Tourism defies the AI trend in Australia, as jobs grow fast. Where’s Canberra?

11 July, 2018

Tourism jobs continued to trend sharply upwards, up by over 6% year-on-year for the Sep-2017 quarter. The "Accommodation and food services" category has become the third largest employment sector in Australia, according to ABS data released today. This is one area where artificial intelligence won't be making major inroads.

The ABS does not actually break out tourism as a category and if the true flow through were allocated to tourist expenditures it would be much, much larger. For example, buried in "Retail trade" is the jobs created as a result of the several billion dollars spent by foreign tourists; "Transport etc" likewise includes a vast number of surface and air trips creating thousands of jobs in airlines, taxis, car hire as well as cruise ships; "Construction" covers many facets of tourism driven infrastructure. In fact, many of the job categories are strongly reinforced directly by tourism.

Source: ABS

So where is tourism on the political agenda?

As Australia transitions to becoming a major tourism destination, major rethinks in national strategy are becoming necessary. But they're not happening.

Political leaders, who are much happier being wined and dined (and lobbied) by big business and unions, rarely give more than token attention to the tourism industry. Contrast "Mining" for example, which employs a relatively tiny part of the workforce, tourism is a major and fast growing employer. Yet the mining lobby is massively powerful in Canberra.

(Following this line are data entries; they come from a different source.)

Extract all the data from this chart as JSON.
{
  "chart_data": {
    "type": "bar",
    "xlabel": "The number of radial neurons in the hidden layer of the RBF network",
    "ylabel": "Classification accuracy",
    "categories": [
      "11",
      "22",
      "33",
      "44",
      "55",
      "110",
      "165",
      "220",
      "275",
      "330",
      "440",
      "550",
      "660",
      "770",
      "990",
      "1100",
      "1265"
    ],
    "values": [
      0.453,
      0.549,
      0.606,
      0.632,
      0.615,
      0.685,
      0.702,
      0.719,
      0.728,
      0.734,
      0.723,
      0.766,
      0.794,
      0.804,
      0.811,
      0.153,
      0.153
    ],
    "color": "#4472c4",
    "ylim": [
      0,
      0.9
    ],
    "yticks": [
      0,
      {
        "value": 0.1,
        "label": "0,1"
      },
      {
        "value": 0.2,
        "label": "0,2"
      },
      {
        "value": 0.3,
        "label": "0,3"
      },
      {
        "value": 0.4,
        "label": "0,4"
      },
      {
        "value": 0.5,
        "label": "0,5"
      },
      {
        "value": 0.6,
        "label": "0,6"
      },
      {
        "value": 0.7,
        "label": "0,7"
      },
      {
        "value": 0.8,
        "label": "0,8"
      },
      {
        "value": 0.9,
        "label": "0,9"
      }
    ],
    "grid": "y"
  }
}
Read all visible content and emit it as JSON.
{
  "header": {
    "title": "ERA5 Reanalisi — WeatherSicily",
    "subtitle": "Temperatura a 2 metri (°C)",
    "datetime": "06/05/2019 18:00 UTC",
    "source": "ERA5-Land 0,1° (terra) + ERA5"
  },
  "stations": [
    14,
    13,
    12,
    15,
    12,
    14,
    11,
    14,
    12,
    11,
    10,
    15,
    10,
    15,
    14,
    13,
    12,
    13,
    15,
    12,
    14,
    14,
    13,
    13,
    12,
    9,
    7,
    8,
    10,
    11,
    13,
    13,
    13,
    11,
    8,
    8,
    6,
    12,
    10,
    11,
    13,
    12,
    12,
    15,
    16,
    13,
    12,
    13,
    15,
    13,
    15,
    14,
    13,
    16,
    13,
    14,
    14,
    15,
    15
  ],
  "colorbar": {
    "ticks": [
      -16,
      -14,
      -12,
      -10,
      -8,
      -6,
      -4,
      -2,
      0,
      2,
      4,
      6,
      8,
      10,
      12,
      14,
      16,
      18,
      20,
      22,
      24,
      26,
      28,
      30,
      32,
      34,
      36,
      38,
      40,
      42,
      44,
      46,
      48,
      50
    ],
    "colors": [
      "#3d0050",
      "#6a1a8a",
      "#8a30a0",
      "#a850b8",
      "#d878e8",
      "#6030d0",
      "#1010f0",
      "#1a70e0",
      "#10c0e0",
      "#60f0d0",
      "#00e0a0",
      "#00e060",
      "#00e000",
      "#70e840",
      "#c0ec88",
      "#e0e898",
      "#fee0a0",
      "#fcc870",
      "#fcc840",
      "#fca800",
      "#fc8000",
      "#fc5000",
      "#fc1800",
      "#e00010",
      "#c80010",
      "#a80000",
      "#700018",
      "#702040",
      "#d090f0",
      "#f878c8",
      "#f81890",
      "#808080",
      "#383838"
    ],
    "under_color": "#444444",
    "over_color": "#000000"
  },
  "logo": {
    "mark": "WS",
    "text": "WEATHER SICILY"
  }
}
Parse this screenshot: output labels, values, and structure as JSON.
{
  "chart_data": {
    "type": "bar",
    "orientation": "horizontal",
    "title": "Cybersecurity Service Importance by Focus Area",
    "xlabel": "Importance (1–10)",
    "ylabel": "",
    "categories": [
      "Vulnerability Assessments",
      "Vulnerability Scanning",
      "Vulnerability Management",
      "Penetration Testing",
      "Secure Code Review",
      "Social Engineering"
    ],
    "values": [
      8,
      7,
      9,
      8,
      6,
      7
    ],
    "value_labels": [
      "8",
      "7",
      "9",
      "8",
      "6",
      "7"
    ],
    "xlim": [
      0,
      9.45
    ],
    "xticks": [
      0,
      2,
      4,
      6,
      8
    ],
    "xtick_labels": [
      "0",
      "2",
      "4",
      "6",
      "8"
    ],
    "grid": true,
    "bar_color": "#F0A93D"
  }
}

Certainly, mining contributes a lot to export values, but given most large mining organisations are owned mainly by foreign interests, much of those export dollar numbers are heavily diluted.

In most cases, tourism value is kept on the ground in Australia and tourism - both domestic and inbound international - will be the secure job source for the future. With its personal skills needs mostly immunised from replacement by Artificial Intelligence, it has a much more secure potential than most other sectors.

The ABS doesn't measure "tourism" jobs. So how can it be important?

It's no coincidence that today's ABS press release doesn't even mention tourism. It doesn't measure tourism jobs, so how could it consider them important?! And, consequently, with no political or public discussion, tourism has negligible visibility in national planning.

Beyond counting tourism data and allocated expenditure, there is no formal resource measuring the number of jobs in the industry. Canberra quite simply has little interest in tourism, because it doesn't show on the radar.

That helps explain why last year, while international tourism was surging, Canberra put the hatchet through the tourism budget, and in 2018 only a few token tens of millions were put into regional tourism. For an industry that is quietly generating AUD100 billion to Australia's bottom line, this is an appalling failure of government.

Why is it so important? Because, being largely free of threat from AI - unlike many sectors, especially in lower skilled jobs - this is the industry of Australia's future.

And we need to be ensuring we're providing the right platform for that growth. Right now, that's not the case.